Рослин заметила весело порхающую крошечную красногрудую колибри, которая была похожа на детскую игрушку.
— Давайте лучше займемся кебабами, пока они не остыли.
Дуэйн пропустил ее вперед. Он был сдержанно вежлив. Когда они подошли к столу, он помог ей сесть, отодвинув стул. Дауд наблюдал за ними с нескрываемым интересом. Как только оба сели, Дауд с гордостью снял крышки со стоявших перед ними тарелок.
— Завтрак подан, — сказал он по-французски, — и, обернувшись к Рослин, добавил. — Госпожа, как вы думаете, ведь я хорошо говорю по-английски и по-французски?
— Так же хорошо, как и готовишь, — улыбнувшись, Рослин жестом указала на еду, стоявшую на столе. Кусочки печени на кебабе перемежались помидорами и луком, корочка на хлебе блестела, сливочное масло было в форме розочек, а рядом с аппетитными пончиками стоял кувшин с медом.

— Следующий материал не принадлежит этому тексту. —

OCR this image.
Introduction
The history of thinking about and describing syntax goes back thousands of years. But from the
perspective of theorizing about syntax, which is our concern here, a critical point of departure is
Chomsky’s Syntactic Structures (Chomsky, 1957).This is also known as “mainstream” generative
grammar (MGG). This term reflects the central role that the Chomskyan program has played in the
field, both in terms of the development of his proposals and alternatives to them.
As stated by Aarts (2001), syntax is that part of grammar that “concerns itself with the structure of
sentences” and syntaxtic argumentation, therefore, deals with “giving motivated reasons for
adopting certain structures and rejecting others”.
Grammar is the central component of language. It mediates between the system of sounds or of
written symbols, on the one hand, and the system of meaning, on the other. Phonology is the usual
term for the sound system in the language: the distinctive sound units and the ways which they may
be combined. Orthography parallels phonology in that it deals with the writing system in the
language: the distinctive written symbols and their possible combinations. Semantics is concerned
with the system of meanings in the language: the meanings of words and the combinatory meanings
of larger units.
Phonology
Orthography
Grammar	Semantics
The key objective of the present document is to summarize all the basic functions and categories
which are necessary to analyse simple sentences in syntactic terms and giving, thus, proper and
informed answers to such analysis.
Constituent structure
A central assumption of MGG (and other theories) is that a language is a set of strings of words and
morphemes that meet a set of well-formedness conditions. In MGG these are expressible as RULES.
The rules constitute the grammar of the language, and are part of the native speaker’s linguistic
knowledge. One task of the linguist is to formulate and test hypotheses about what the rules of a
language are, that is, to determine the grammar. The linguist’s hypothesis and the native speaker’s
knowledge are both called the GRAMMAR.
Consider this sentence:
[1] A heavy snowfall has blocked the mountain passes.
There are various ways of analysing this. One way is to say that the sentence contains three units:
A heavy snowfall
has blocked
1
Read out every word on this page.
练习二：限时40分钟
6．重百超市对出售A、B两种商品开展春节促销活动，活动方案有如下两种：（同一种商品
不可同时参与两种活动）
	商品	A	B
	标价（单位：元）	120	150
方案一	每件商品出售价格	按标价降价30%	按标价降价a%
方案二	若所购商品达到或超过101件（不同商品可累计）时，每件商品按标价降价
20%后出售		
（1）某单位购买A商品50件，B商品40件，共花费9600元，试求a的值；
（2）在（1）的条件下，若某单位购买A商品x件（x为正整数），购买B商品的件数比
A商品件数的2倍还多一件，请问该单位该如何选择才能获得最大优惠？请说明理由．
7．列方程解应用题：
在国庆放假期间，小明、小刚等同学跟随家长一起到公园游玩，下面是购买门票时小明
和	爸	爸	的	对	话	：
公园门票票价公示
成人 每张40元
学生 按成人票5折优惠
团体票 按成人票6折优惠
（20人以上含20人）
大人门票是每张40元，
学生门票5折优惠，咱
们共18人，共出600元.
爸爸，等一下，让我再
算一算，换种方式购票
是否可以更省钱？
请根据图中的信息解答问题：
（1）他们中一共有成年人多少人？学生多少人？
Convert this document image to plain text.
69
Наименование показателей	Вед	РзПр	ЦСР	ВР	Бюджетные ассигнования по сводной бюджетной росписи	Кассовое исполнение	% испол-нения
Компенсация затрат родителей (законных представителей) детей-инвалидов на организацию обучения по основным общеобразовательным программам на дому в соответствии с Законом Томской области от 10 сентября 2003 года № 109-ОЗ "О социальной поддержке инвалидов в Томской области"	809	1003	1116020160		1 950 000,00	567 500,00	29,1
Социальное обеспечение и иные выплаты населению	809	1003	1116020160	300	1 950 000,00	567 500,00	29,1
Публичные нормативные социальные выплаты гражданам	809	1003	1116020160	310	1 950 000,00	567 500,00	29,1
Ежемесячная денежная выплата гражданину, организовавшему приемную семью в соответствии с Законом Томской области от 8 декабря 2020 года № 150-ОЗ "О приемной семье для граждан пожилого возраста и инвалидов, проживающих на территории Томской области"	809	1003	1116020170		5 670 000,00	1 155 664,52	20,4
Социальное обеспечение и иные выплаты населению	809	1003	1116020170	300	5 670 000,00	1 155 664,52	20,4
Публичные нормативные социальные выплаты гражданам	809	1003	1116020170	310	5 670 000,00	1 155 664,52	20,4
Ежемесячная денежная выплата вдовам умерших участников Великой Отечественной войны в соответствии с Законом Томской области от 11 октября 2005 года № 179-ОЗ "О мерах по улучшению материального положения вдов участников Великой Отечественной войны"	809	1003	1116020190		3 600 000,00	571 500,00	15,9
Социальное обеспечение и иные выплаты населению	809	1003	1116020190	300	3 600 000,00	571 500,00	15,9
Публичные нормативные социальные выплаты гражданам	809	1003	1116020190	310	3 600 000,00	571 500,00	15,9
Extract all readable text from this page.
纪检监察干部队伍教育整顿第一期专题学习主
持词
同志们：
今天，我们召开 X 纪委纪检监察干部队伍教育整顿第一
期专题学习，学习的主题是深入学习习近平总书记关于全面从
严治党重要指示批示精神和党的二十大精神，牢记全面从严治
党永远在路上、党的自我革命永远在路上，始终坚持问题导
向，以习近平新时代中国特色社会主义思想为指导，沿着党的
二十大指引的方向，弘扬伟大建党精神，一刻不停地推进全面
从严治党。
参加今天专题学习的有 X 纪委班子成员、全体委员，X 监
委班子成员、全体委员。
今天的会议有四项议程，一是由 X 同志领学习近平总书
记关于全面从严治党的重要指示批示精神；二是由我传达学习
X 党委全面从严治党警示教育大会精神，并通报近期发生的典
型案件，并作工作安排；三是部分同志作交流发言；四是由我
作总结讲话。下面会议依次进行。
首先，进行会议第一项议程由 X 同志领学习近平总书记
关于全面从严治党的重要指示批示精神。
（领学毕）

— Ты превзошел себя, Дауд, — одобрительно проговорил Дуэйн.
Дауд просиял от гордости, и, налив кофе в небольшие чашечки в подстаканниках, он достал букетик ноготков и положил его рядом с тарелкой Рослин.
— Приятного аппетита, — вновь по-французски сказал Дауд и поспешно удалился.
Рослин рассмеялась, взяла букетик ноготков, чей легкий запах смешивался с ароматом пряного кофе и как бы растворялся в солнечных лучах, проникающих сквозь кроны деревьев.
— Просто очаровательно! — многозначительно произнесла Рослин.
— Если вам удалось расположить к себе бербера или араба, то значит, у вас есть отличный друг на всю жизнь, — сообщил Рослин Дуэйн, отправляя в рот кусочек кебаба. — Но они могут быть и безжалостны, как грифы, и хитры, как швейцарские банкиры. Я нашел Дауда пару лет назад. Тогда он сторожил поля берберов, вооруженный рогаткой, распугивающей птиц, покушавшихся на скудный урожай, выращиваемый буквально на скалах. Он практически голодал и просто горел желание работать слугой у кого-то из европейцев. Все, что он готовит — национальная еда местных жителей, и, боюсь, моим гостям приходится с этим мириться.
— Вы никогда не боитесь, господин Хантер, — возразила Рослин. — А что касается меня, то мне нравится все, что я сейчас ем. А у хлеба совершенно незнакомый аромат.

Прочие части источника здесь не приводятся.